Stray snowflakes and white balloons floated through the air in King Friday morning as Stokes County residents paid their respects to the victims of the recent school shooting in Connecticut.
About 50 people gathered at King Central Park for the Angels of Sandy Hook Memorial Service organized by local residents who wanted to honor the shooting victims on the one-week anniversary of the tragedy.
Tim Tilley of King Christian Center spoke at length about the victims and what is important in life. With seven kids of his own, Tilley got emotional as he talked about the 20 children who were killed.
“This whole world has been robbed of doctors, lawyers, teachers of the word,” he said, imagining what the children would have become.
But Tilley drew upon his faith to remain positive. “(God) took them home to a kingdom,” he said. “They don’t have to hurt anymore. They don’t have to worry about the things of this world … Earth has no sorrows that heaven cannot heal.”
The minister read the names of the victims. Each time a name was read, Kenzie McPherson rang a bell. Some attendees released white balloons into the air.

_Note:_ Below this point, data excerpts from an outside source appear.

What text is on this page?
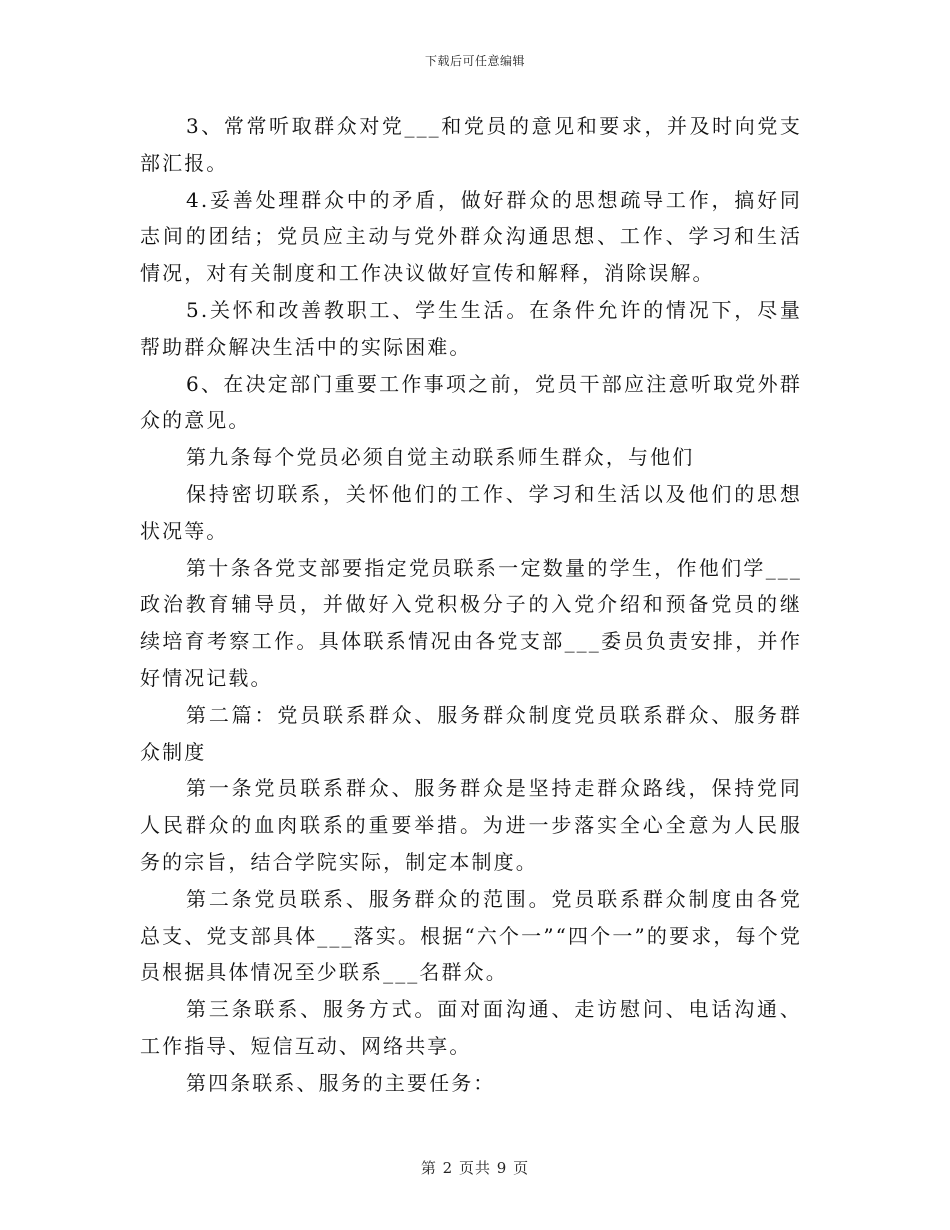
下载后可任意编辑

3、常常听取群众对党___和党员的意见和要求，并及时向党支部汇报。

4.妥善处理群众中的矛盾，做好群众的思想疏导工作，搞好同志间的团结；党员应主动与党外群众沟通思想、工作、学习和生活情况，对有关制度和工作决议做好宣传和解释，消除误解。

5.关怀和改善教职工、学生生活。在条件允许的情况下，尽量帮助群众解决生活中的实际困难。

6、在决定部门重要工作事项之前，党员干部应注意听取党外群众的意见。

第九条每个党员必须自觉主动联系师生群众，与他们

保持密切联系，关怀他们的工作、学习和生活以及他们的思想状况等。

第十条各党支部要指定党员联系一定数量的学生，作他们学___政治教育辅导员，并做好入党积极分子的入党介绍和预备党员的继续培育考察工作。具体联系情况由各党支部___委员负责安排，并作好情况记载。

第二篇：党员联系群众、服务群众制度党员联系群众、服务群众制度

第一条党员联系群众、服务群众是坚持走群众路线，保持党同人民群众的血肉联系的重要举措。为进一步落实全心全意为人民服务的宗旨，结合学院实际，制定本制度。

第二条党员联系、服务群众的范围。党员联系群众制度由各党总支、党支部具体___落实。根据“六个一”“四个一”的要求，每个党员根据具体情况至少联系___名群众。

第三条联系、服务方式。面对面沟通、走访慰问、电话沟通、工作指导、短信互动、网络共享。

第四条联系、服务的主要任务：

第 2 页共 9 页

Prayer by Tilley was followed by a moment of silence close to 9:38 a.m., one week to the minute after the shooting. Robby Voss performed “Amazing Grace” on the bagpipes, then Danielle Shackleford read a poem widely circulating on the internet about the victims in heaven on “the night before Christmas.”
Tilley delivered final remarks, telling people to ask themselves as they left, “What really matters?”
Alena Bates, who spearheaded the event, said she thought the community response was awesome. The Food Lion store on Highway 66 donated balloons and donuts for the event and Talley’s Florist donated an arrangement made up of 26 white roses. People left items such as stuffed animals and cards under the Christmas tree at the park. They also signed a card which will be sent to Newtown, Conn.
Bates, who has a six-year-old daughter, said the tragedy in Connecticut hit her especially hard, and she wanted to remember the victims in some way. So she got a permit from the city of King to host the event with the help of some other people in the area.
The area around the Christmas tree in King Central Park will serve as a memorial site now through Dec. 31. Bates encourages people to visit the site for reflection and to leave items under or around the tree.